A dix minutes de route,
les maisons se sont retournées avec des gens dessous, toits arrachés,
châteaux d'eau effondrés (mais ils sont pas comme chez nous, ils sont montés sur de grandes pattes ...)
Demain non plus pas d'école,
pour cause d'eau qu'il faut bouillir avant de la consommer.
(Photo facebook)
Icite,
juste quitte pour un tit brin beaucoup un tas d'eau,
Mais c'est pas grave
j'ai les bottes locales...
Finalement, j'ai passé une bonne journée de méditation sur les hasards de la vie,et à communiquer avec l'autre bord sans me préoccuper du décalage horaire (n'est-ce pas Gren ...)
En compagnie de ma lampe de poche et de mon poste radio pour les alertes,
j'ai aussi fait une deuxième jam session de kumquats,
C'est la première fois que l'école (et beaucoup d'autres) est fermée,
parce qu'on attend un épisode climatique sévère,
autrement dit une tornade.
Il fait déjà un peu froid, c'est le premier signe.
Le crash est prévu pour cet après-midi.
Si ça craint, je me réfugierais dans la maison de briques de mes voisins propriétaires.
Pis ce matin,
comme tous les matins,
un couple de cardinaux
sont venus faire un tour sur mon arbre.
Les cadjins disent que quand tu vois un cardinal dans ton jardin,
c'est que quelqu'un est en train de penser à toi.
Je trouve ça bien plaisant de me souvenir de cette histoire chaque jour.
Bon là on ne voit pas qu'il est rouge vif...
mais il l'est !
Edit : apparemment il y a une interprétation différente selon les bayous, ça peut être aussi que quelqu'un qui est mort vient te visiter... Et j'aime bien l'idée aussi.
Vous vous souvenez probablement du jour où j'ai reçu mon affectation dans le bayou,
et de l'attaque de panique que j'avais dû affronter ?
Ma vie ce jour là a pris un autre chemin.
Celui des soirées comme celle d'hier, petite virée en voiture avec des femmes de mon âge, une génération qui parle français donc (et dont je comprends bien l'anglais grâce à leur accent).
Et énormes crises de fou rire, quand elles racontent toutes les anecdotes de la génération qui ne comprenait pas un mot d'anglais, ou même tout simplement des malentendus avec les américains non francophones.
C'est difficile de vous faire partager ça hors contexte, mais mes préférées ce sont :
- la vieille dame - qui a deux fils anglophones qui jurent tout le temps - et qui invite sa sœur pour un café, et lui dit "Passe moi le fucking sucre s'il te plaît".
"Mais enfin, tu ne peux pas dire ça, c'est vraiment vilain !... répond la soeur assez choquée.
"Ah bon ? Mais Chance y dit ça tout le temps !"
- ou la dame qui s'appelle Anit Mabile (on entend le t du prénom) et qui va chez le médecin.
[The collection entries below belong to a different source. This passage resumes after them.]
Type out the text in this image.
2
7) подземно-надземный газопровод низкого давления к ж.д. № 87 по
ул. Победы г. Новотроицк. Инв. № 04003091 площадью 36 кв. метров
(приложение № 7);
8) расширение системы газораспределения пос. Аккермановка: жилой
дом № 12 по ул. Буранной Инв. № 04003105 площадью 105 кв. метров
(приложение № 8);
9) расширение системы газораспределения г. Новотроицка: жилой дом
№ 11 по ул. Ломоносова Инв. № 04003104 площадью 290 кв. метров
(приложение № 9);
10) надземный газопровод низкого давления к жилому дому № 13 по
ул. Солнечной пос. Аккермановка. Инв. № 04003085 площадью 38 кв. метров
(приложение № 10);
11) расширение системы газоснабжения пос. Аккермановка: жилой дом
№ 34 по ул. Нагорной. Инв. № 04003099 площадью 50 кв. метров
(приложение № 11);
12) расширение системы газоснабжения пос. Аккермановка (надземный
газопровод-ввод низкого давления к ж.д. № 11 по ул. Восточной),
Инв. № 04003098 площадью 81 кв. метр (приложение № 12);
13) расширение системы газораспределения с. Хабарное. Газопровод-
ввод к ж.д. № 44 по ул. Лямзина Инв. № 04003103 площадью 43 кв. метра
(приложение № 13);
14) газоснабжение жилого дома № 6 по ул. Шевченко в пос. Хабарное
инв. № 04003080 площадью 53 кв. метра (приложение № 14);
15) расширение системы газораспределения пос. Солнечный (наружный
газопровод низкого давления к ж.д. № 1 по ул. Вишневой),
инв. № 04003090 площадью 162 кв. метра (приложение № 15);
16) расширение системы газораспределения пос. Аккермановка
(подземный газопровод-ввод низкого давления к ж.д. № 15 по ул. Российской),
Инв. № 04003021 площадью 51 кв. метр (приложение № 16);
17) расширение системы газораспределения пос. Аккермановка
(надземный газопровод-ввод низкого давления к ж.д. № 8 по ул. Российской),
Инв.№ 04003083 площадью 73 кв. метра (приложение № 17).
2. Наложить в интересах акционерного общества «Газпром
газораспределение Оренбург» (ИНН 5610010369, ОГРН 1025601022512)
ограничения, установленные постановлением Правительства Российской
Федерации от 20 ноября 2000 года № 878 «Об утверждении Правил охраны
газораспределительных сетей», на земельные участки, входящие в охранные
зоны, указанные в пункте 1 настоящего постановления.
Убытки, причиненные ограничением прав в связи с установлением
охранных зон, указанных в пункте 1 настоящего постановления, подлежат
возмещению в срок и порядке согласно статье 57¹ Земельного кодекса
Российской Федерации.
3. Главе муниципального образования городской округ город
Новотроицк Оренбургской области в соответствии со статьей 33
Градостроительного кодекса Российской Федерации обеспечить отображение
La réceptionniste lui demande son nom
"- What's your name ?
- Anit Mabile
- Sure madame, you will receive your bill, but before, you have to see the doctor.
So, what's your name ?
- Anit Mabile (I need my bill - j'ai besoin de la facture - pour un locuteur non initié)."
J'en pleure encore de rire...
On est donc parties se relaxer devant un show de country en mangeant du tak tak,
c'est-à-dire du pop corn, que les cadjins appellent comme ça,
parce que quand tu fais sauter le maïs, ben il fait tak tak...
Quand je regarde les fils facebook,
je vois tout ce que publient mes collègues sur ce qu'ils font.
Et ceux de la ville font beaucoup de sorties et de voyages ensemble,
ce qui est bien naturel.
Certains ont la chance de rencontrer des américains et de partager avec eux,
par le biais du sport ou des tables françaises,
d'autres pas du tout.
Mais pour moi,
le choix est simple : soit vivre isolée dans l'attente d'une prochaine rencontre avec d'autres expatriés,
soit m'intégrer ici,
et je n'ai pas besoin de vous expliquer quelle option j'ai choisie,
surtout depuis que j'ai déménagé.
J'ai aussi eu la chance de rencontrer Daniel,
pour la langue et la danse,
et Martine pour l'amitié,
ainsi que mes collègues belges de Pierre Part,
et tout un tas d'autre monde bien plaisant.
C'est maintenant que je profite réellement,
tout en retrouvant avec plaisir mes collègues quand ils m'invitent ou viennent me voir.
On est proche de la fin de l'année scolaire
et je sens que l'aventure prend un tour différent
qui me redonne un second souffle.
Il y a des jours comme ça,
pleins de surprises,
et où la balance penche du côté qui te fait remiser dans les vieilleries de la semaine,
les propos déplacés d'une collègue ou les inévitables embrouilles parentales.
Il y a des jours où je reçois un de vos courriels,
et hier c'était celui de Mamina,
vous vous souvenez, qui était venue m'attendre sur une étape du chemin ?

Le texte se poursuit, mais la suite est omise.